De casa, soube o chefe Morelli do ocorrido e precipitou-se com cara tão feroz que a esposa, aliada aos Tusoli, lançou-se a seus pés, pedindo a vida para o jovem oficial. Ele repeliu-a, furioso, e ela, sempre de joelhos, enlaçou-o fortemente. Batida, derrubada ela acabou arrastando na queda o marido.

Sem a força e a coragem dessa mulher, era uma vez Napoleão!

Mas os Morelli atingiam os fugitivos. Santo-Riccio, intrépido, encostando-se a uma árvore, fez-lhes face, gritando aos dois companheiros de Bonaparte que o levassem. Como este se recusasse a abandoná-lo, gritou o guia: "Levem-no de qualquer modo! Amarrem-no de pés e mãos se for preciso!"

Os três foram afinal alcançados e um partidário dos Morelli, Honorato, pondo o cano do fuzil na testa de Napoleão, gritou-lhe: "Morte ao traidor à pátria!" Nesse momento, porém, Tusoli, prevenido por um emissário de Riccio, chegava com seus parentes armados.

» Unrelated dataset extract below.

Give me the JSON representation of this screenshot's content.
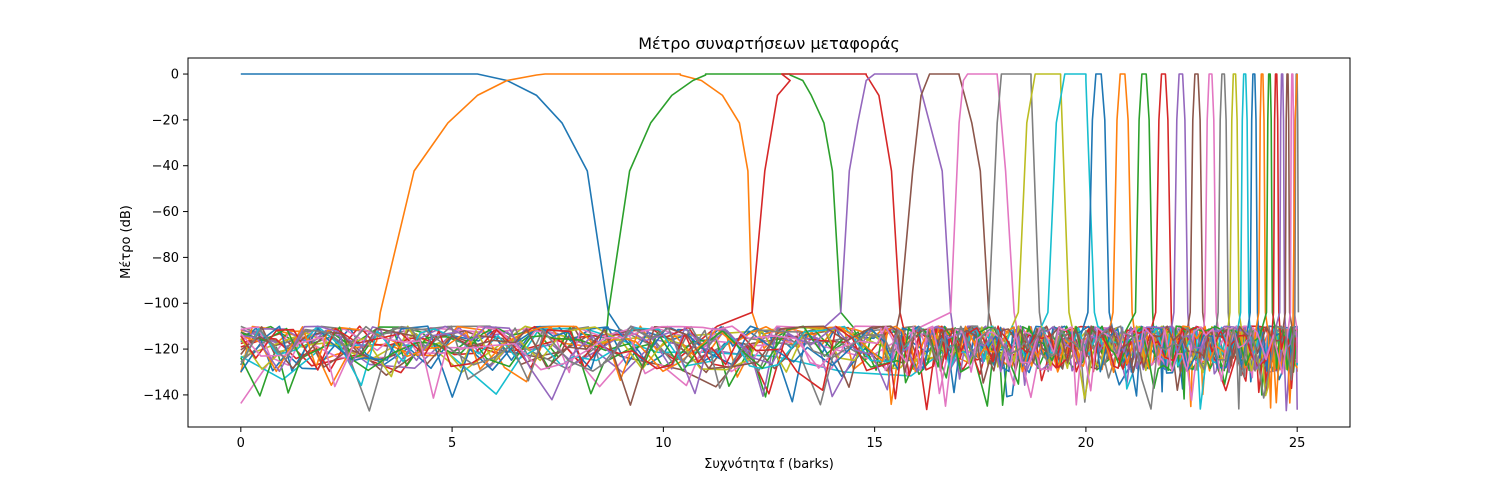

Vendo o perigo e reconhecendo seu cunhado no que ameaçava a vida do seu hóspede, gritou-lhe Tusoli, apontando-lhe a arma:

— Honorato! o caso agora é entre nós!

Surpreso, o outro hesitava em atirar, quando Riccio, aproveitando a confusão, agarrou Bonaparte, que resistia sempre, carregou-o e, com os dois outros rapazes meteu-se pela mata.

Através de mil dificuldades chegaram a Ucciani, à caba dos Pazzoli, partidários de Bonaparte. Daí seguiram para Ajaccio, onde Napoleão se refugiou em casa do administrador, Jean-Jerôme Lévi, que o escondeu num armário. Precaução excelente, porque no dia seguinte chegava a polícia e tudo vasculhava em vão.

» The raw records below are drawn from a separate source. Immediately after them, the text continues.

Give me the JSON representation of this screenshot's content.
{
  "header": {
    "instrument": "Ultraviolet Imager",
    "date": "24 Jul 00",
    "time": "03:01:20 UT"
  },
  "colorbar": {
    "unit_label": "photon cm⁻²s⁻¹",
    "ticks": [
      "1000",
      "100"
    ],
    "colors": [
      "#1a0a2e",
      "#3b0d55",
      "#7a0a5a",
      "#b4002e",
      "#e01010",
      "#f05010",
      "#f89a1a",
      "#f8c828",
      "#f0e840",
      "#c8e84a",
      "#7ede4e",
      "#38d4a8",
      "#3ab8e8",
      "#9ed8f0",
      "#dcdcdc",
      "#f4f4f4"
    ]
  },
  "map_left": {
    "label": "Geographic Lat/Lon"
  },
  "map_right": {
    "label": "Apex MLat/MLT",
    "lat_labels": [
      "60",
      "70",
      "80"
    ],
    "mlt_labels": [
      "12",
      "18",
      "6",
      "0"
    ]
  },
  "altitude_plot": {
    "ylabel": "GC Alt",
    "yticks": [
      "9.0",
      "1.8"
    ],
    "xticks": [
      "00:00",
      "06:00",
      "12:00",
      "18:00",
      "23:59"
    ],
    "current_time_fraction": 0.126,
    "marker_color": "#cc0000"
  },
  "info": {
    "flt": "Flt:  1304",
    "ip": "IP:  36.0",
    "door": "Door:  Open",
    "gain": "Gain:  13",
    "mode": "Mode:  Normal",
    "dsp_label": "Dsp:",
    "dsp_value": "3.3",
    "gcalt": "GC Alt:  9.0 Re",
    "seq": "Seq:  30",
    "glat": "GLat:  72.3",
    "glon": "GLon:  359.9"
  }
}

Na mesma noite Napoleão embarcava numa gôndola e atravessava o golfo indo para a casa da família Costa de Bastelica e daí para esconderijo na mata.

Alguns dias após era proclamada a independência da Córsega. A casa dos Bonaparte foi incendiada e as três irmãs do fugitivo entregaram-na à guarda do padre Reccho.

Depois, uma fragata francesa, que recolhia na costa os últimos partidários da França, tomou Napoleão a seu bordo e reconduziu-o à pátria.